Türkiye’nin tarım politikası, yıllardır dışa bağımlılığa ve büyük şirketlerin çıkarlarına hizmet etmektedir. AKP 25 yıla dayanan iktidarıyla, bu politikaları derinleştirerek küçük çiftçiyi ve köylüyü fakirleştirmekte, halkı açlık ve yoksulluğa mahkum etmektedir. Bugün, Türkiye buğday ithalatında neredeyse 12 milyon ton seviyelerine ulaşmışken, yerli üretim azalmakta, tarımda dışa bağımlılık artmaktadır. Bu durum, sadece çiftçiyi zor duruma sokmakla kalmıyor, aynı zamanda halkın temel gıda maddesi olan ekmeği bile ithalata, şirketlere bağımlı kılıyor.

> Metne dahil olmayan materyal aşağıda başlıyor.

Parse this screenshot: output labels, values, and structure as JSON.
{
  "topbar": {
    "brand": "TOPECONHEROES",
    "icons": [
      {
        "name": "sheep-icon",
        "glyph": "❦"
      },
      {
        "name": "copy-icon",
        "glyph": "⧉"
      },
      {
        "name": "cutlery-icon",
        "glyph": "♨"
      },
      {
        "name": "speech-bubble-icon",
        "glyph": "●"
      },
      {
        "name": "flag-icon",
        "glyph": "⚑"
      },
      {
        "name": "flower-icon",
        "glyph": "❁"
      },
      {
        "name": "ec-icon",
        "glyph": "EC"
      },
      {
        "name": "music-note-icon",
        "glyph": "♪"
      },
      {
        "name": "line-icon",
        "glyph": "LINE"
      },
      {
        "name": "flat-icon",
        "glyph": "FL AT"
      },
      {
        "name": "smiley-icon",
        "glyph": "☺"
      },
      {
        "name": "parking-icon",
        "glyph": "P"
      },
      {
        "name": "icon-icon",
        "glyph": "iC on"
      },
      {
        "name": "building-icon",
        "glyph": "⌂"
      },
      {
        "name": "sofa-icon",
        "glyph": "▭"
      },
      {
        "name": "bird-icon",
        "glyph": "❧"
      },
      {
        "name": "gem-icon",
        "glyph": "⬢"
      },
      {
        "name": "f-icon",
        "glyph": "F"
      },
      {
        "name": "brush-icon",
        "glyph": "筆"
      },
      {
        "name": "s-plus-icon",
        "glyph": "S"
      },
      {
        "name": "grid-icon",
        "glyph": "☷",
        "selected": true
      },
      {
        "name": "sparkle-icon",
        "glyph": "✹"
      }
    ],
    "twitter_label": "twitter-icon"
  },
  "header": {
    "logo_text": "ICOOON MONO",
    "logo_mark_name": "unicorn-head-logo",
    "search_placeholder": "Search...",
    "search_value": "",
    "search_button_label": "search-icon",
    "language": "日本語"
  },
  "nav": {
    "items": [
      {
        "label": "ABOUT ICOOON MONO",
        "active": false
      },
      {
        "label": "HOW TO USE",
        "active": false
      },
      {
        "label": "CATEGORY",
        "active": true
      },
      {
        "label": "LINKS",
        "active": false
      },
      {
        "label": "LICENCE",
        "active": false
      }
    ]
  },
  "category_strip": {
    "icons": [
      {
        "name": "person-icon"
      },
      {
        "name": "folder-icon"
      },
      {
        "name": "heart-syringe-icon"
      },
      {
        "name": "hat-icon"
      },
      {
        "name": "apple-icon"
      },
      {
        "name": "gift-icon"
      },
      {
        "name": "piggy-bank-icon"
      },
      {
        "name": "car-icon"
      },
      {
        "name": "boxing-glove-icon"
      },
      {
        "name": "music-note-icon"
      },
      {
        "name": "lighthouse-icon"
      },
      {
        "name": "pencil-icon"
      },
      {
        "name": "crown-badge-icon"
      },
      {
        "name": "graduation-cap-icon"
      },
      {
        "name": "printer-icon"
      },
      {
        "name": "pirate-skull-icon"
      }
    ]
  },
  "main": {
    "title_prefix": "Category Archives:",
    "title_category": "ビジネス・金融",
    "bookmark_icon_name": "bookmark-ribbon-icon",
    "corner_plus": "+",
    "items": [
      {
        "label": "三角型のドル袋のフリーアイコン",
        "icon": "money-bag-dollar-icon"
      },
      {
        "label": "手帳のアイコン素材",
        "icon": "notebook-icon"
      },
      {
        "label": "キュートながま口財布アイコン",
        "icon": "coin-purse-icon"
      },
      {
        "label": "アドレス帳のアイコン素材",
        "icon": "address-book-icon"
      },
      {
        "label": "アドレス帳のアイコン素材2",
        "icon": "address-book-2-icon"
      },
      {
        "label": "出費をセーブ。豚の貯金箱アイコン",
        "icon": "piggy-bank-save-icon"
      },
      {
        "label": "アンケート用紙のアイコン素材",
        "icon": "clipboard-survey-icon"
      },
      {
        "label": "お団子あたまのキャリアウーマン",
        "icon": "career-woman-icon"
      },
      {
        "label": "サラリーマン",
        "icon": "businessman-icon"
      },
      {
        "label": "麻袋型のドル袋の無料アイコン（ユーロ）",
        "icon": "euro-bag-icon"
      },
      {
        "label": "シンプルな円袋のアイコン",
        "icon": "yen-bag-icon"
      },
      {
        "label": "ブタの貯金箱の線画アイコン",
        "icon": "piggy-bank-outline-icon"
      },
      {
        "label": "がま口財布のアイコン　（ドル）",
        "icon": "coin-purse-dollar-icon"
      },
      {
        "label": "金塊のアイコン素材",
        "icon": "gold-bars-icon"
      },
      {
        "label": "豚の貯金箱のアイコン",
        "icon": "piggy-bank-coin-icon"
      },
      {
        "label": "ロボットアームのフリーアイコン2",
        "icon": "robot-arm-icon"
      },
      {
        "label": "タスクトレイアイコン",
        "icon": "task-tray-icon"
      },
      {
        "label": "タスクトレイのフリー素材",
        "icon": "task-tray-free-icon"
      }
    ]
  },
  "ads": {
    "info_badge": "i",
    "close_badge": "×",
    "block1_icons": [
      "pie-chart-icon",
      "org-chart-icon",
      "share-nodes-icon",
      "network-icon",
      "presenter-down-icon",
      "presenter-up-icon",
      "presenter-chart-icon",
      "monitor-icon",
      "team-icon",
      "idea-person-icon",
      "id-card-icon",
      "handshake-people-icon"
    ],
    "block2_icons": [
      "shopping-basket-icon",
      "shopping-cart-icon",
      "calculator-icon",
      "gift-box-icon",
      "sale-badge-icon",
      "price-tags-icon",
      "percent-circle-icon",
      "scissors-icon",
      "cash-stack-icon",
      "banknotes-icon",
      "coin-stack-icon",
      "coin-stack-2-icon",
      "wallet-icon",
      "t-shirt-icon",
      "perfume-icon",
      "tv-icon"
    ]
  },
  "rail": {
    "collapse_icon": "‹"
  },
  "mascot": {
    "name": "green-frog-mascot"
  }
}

İTHALAT VE ŞİRKETLER DEĞİL, KÜÇÜK ÇİFTÇİLERİN EMEĞİ GÖZETİLMELİ
Türkiye'nin buğday üretiminde dışa bağımlılığını sona erdirmek için devlet, ithalat yerine yerli üretimi, küçük çiftçileri teşvik etmelidir. Ancak küçük çiftçileri önceleyen kamucu bir politika ile dışa bağımlılık ortadan kaldırılabilir. Tarım, sadece bir ekonomik faaliyet değil, aynı zamanda halkın gıda güvenliğinin, kırsalda yaşamın temelidir. Gıda ve tarım alanında uygulanacak kamucu politikalar ile hem üreticinin hem de tüketicinin çıkarları gözetilebilir; kırsalda yaşam canlı tutulabilir. Türkiye’nin tarımda yaşadığı bu yapısal kriz, kamucu bir yaklaşım ile çözülebilir. Tarımda devletin küçük çiftçiden yana ve etkin politikalar üretmesi sağlanmalı, halkın sağlıklı gıdaya ulaşabilmesi için üretim süreçleri kamusal bir planlama ile düzenlenmelidir. Mazot, gübre ve tohum gibi temel girdiler kamusal olarak karşılanmalı, geçimlik üreticinin Ziraat Bankası borçları silinmelidir. Sermaye değil, halkın çıkarları öncelikli olmalıdır.
İthalatçı, Şirketçi Tarım Modeline Son; Kamucu Tarım Politikalarıyla Geleceği Kuracağız.